CHOCOLATE PANNA COTTA

This recipe comes from the kitchens of Collection Etienne. An Italian-inspired dessert, it takes a trip to the tropics by incorporating chocolate and coconut milk. Select either Collection Etienne 31% Cacao White Chocolate for the most traditional version, the 38% Cacao Milk Chocolate for a fruity character; or the 61% Cacao Semisweet Chocolate for high chocolate impact. For an elegant dessert, layer two or three of the flavors into a clear serving cup. Allow each layer to set before adding the next.

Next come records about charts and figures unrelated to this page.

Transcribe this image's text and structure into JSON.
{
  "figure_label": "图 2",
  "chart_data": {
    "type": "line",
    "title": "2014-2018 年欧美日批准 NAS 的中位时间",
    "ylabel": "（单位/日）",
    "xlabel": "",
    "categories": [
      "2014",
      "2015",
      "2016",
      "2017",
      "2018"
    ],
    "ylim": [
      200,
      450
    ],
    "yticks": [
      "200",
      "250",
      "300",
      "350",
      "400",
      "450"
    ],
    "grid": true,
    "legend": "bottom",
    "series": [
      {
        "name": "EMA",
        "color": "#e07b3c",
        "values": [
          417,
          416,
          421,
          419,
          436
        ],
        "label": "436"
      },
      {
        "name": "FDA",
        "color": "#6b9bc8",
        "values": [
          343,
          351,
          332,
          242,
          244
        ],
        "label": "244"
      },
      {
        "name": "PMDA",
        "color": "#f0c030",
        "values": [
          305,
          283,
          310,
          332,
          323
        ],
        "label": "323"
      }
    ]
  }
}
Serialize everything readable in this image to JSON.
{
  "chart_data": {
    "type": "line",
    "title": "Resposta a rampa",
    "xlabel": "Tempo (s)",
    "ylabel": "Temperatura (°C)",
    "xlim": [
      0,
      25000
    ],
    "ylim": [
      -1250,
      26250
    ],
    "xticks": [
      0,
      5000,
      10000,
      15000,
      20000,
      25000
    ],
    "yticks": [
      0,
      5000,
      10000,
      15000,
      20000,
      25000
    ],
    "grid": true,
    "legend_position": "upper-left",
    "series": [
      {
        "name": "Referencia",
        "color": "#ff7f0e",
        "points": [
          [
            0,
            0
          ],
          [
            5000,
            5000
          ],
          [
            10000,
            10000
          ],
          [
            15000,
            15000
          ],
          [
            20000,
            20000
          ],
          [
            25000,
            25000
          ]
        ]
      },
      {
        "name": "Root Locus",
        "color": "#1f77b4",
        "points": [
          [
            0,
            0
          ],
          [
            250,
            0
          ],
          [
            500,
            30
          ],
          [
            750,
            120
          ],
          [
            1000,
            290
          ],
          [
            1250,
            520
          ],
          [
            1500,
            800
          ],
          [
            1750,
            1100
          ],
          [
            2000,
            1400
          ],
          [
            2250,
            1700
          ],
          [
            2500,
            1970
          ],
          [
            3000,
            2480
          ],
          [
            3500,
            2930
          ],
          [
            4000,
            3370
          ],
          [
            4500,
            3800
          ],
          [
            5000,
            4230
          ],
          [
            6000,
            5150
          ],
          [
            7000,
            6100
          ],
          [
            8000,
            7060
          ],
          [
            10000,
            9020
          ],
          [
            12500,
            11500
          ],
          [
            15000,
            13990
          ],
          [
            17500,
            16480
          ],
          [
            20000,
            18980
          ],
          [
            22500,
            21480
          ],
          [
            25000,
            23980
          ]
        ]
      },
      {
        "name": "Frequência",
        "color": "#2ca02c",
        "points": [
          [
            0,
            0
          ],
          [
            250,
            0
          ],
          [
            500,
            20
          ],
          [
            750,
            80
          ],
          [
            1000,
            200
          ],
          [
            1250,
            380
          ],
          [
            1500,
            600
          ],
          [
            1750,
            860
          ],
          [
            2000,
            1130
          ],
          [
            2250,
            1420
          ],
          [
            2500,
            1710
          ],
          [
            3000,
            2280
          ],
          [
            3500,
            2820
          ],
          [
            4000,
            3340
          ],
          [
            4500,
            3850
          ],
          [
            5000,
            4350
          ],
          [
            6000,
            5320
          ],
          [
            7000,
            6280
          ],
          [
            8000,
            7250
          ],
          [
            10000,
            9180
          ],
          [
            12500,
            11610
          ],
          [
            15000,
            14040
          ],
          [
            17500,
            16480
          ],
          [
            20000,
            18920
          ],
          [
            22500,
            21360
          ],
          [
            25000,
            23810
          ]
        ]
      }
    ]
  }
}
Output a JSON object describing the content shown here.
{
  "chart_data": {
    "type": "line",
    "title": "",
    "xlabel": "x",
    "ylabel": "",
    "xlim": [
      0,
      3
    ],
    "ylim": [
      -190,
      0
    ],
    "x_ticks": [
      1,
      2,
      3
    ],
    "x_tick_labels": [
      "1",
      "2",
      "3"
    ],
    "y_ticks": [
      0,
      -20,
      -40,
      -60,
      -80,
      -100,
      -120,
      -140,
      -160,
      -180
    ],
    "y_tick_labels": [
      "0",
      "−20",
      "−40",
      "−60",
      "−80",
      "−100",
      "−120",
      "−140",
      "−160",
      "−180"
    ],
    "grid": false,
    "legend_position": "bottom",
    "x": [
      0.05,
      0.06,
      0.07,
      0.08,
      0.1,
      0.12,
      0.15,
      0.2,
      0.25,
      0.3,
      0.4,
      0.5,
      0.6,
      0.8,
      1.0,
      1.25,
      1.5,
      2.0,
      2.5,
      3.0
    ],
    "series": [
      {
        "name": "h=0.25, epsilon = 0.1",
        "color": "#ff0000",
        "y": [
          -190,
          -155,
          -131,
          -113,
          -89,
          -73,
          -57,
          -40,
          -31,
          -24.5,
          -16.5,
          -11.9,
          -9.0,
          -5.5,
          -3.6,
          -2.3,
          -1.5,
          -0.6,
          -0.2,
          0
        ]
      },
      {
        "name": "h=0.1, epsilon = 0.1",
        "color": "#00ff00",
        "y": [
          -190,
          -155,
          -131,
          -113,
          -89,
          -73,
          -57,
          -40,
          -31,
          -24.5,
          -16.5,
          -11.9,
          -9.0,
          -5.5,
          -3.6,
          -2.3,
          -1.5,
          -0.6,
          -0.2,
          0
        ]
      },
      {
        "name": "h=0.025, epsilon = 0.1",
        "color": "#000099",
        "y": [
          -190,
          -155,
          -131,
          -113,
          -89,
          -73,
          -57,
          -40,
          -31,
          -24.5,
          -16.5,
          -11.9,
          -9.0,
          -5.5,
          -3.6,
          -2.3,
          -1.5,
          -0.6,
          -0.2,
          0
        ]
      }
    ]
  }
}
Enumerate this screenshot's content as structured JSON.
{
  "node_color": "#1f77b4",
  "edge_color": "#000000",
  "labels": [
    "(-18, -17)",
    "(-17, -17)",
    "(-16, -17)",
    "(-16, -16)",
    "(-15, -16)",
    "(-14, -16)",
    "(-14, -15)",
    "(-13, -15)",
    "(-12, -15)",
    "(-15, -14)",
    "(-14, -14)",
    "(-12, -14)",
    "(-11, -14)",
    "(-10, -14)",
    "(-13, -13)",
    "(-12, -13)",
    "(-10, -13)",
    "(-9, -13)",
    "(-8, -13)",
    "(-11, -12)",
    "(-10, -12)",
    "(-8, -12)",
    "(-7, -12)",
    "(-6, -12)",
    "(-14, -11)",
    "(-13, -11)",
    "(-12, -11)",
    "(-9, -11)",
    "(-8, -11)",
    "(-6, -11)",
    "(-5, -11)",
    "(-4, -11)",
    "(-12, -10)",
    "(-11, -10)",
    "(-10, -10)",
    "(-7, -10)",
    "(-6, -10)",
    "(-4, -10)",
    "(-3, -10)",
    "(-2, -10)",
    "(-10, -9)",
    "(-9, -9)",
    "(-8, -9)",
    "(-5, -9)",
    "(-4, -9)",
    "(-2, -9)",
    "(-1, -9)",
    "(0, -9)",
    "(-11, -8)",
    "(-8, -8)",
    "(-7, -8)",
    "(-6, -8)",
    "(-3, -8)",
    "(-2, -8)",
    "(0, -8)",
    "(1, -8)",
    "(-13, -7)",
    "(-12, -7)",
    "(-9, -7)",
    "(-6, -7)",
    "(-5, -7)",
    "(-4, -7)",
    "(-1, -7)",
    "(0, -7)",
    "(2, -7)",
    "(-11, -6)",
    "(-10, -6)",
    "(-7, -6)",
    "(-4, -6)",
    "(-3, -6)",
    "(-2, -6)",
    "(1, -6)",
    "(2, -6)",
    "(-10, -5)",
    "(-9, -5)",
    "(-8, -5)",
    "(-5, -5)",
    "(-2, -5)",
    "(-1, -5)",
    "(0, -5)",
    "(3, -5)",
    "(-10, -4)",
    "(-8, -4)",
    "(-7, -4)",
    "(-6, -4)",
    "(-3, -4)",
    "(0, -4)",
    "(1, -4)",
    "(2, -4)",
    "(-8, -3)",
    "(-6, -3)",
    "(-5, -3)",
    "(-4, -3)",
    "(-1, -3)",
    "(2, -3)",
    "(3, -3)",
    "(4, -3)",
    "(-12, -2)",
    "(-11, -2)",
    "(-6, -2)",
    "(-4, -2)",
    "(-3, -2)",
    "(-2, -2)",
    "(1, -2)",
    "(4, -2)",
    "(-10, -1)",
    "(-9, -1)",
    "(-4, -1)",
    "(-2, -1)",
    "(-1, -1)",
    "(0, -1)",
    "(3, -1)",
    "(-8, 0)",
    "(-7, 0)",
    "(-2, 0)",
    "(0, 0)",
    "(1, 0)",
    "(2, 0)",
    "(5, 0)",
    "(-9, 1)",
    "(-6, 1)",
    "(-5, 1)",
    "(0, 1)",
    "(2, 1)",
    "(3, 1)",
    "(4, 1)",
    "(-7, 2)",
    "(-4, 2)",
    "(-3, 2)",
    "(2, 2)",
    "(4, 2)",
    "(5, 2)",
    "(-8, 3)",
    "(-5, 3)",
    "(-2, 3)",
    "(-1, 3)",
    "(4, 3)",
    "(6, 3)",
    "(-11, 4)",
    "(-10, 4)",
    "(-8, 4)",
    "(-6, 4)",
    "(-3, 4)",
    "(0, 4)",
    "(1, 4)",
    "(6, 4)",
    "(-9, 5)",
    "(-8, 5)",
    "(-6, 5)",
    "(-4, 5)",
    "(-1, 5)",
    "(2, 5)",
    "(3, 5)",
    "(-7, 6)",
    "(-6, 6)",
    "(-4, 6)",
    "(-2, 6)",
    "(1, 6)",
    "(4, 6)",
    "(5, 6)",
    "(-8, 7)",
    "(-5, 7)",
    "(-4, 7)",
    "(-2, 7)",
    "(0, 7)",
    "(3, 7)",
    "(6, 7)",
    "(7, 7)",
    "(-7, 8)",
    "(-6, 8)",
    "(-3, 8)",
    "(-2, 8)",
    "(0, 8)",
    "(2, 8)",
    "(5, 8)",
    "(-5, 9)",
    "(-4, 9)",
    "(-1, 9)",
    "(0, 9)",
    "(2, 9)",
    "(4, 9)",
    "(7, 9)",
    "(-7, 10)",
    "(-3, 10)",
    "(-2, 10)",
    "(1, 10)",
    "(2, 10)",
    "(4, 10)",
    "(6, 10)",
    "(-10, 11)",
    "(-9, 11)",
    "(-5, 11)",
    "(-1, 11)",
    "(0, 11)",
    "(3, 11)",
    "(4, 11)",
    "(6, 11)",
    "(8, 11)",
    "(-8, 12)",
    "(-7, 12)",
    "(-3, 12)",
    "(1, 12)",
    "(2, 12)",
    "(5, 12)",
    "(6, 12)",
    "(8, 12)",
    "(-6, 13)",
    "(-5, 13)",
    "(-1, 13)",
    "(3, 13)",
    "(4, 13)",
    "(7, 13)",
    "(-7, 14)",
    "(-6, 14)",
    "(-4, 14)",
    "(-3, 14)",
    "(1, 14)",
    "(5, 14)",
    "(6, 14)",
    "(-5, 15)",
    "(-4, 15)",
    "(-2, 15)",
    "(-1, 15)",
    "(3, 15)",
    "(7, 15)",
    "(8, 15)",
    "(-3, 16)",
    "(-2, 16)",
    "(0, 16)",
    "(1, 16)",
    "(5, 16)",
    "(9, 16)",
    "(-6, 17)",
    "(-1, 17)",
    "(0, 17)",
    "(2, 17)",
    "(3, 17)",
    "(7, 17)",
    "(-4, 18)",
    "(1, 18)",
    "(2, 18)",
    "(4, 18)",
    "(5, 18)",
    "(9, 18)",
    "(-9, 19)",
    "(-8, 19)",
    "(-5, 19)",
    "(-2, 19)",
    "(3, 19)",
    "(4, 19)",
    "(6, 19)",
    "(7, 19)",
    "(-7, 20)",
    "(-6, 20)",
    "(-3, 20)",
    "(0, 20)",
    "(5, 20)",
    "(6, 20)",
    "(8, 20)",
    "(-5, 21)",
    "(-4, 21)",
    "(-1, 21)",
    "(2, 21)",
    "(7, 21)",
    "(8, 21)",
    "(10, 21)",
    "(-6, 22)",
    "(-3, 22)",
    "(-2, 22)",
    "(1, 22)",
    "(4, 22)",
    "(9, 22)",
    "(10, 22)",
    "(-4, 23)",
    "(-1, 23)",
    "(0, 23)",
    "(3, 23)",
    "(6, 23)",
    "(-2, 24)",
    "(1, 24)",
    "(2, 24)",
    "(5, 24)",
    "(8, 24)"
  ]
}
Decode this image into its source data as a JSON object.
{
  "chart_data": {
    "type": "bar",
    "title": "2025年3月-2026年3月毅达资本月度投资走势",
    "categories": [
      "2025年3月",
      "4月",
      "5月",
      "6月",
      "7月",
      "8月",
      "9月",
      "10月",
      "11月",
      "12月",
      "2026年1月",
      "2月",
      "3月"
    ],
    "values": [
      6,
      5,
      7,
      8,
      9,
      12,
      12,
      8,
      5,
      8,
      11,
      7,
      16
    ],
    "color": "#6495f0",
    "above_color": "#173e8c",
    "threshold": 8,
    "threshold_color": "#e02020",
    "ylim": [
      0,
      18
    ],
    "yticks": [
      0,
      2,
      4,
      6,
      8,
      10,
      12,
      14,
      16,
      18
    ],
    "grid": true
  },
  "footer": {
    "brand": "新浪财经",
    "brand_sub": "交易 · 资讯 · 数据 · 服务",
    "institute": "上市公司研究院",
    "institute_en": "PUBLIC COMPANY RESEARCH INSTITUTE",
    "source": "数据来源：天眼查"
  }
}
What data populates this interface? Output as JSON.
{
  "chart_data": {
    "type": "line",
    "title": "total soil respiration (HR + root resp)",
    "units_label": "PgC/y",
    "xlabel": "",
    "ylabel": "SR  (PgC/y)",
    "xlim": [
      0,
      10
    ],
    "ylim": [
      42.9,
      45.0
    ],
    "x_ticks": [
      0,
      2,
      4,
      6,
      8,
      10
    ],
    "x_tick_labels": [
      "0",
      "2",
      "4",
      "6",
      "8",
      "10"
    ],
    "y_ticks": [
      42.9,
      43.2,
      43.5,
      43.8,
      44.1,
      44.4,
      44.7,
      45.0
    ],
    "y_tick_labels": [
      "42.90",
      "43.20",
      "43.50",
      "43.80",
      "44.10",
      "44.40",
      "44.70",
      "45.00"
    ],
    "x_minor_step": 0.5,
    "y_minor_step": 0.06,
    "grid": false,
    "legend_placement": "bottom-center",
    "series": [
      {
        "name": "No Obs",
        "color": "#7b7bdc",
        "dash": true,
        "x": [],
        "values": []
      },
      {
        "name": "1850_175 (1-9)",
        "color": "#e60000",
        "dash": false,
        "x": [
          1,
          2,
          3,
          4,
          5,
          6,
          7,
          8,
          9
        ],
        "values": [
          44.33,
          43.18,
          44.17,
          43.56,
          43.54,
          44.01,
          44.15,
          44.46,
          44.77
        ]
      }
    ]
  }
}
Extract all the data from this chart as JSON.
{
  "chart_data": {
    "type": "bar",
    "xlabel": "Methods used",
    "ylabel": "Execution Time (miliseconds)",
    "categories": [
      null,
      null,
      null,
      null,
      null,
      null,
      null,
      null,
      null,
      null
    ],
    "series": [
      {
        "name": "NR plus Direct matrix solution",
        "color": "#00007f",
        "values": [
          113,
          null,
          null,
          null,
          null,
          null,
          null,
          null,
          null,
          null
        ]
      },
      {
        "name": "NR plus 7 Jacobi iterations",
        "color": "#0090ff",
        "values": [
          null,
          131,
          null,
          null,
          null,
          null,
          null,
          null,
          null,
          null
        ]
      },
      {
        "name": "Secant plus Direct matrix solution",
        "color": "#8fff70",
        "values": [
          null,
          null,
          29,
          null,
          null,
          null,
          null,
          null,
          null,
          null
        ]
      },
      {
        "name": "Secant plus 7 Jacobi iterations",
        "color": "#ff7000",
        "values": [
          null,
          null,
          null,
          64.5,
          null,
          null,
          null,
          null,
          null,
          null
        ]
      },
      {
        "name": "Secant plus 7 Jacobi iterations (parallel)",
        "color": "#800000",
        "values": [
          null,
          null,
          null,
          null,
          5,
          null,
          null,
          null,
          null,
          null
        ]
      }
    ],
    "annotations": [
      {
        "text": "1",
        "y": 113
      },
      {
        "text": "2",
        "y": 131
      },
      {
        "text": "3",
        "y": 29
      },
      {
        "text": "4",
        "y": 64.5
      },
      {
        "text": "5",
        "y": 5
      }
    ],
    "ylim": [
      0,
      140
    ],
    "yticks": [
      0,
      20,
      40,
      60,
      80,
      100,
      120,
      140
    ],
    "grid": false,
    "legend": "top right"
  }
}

Yield: Six 3.5 ounce servings

Ingredients

1 can (13.5 -14 ounces) coconut milk
1 envelope (1/4 oz) unflavored gelatin or 2 sheets bronze gelatin
2 tablespoons sugar
4 ounces (2/3 cup) Collection Etienned wafers - Choose one of the following:
     31% Cacao White Chocolate, or
     38% Cacao Milk Chocolate, or
     61% Cacao Semisweet Chocolate
1 teaspoon vanilla extract

Directions

Pour coconut milk into a medium saucepan. Sprinkle gelatin powder over top or submerge sheets into liquid for several minutes. Add sugar and chocolate wafers. Whisk over medium-low heat to scald, and until gelatin and chocolate are dissolved. Add vanilla and pour through strainer before filling 3.5 ounce ramekins.

Chill covered until set for two to three hours, or overnight. Serve with fresh or puréed seasonal fruit of choice.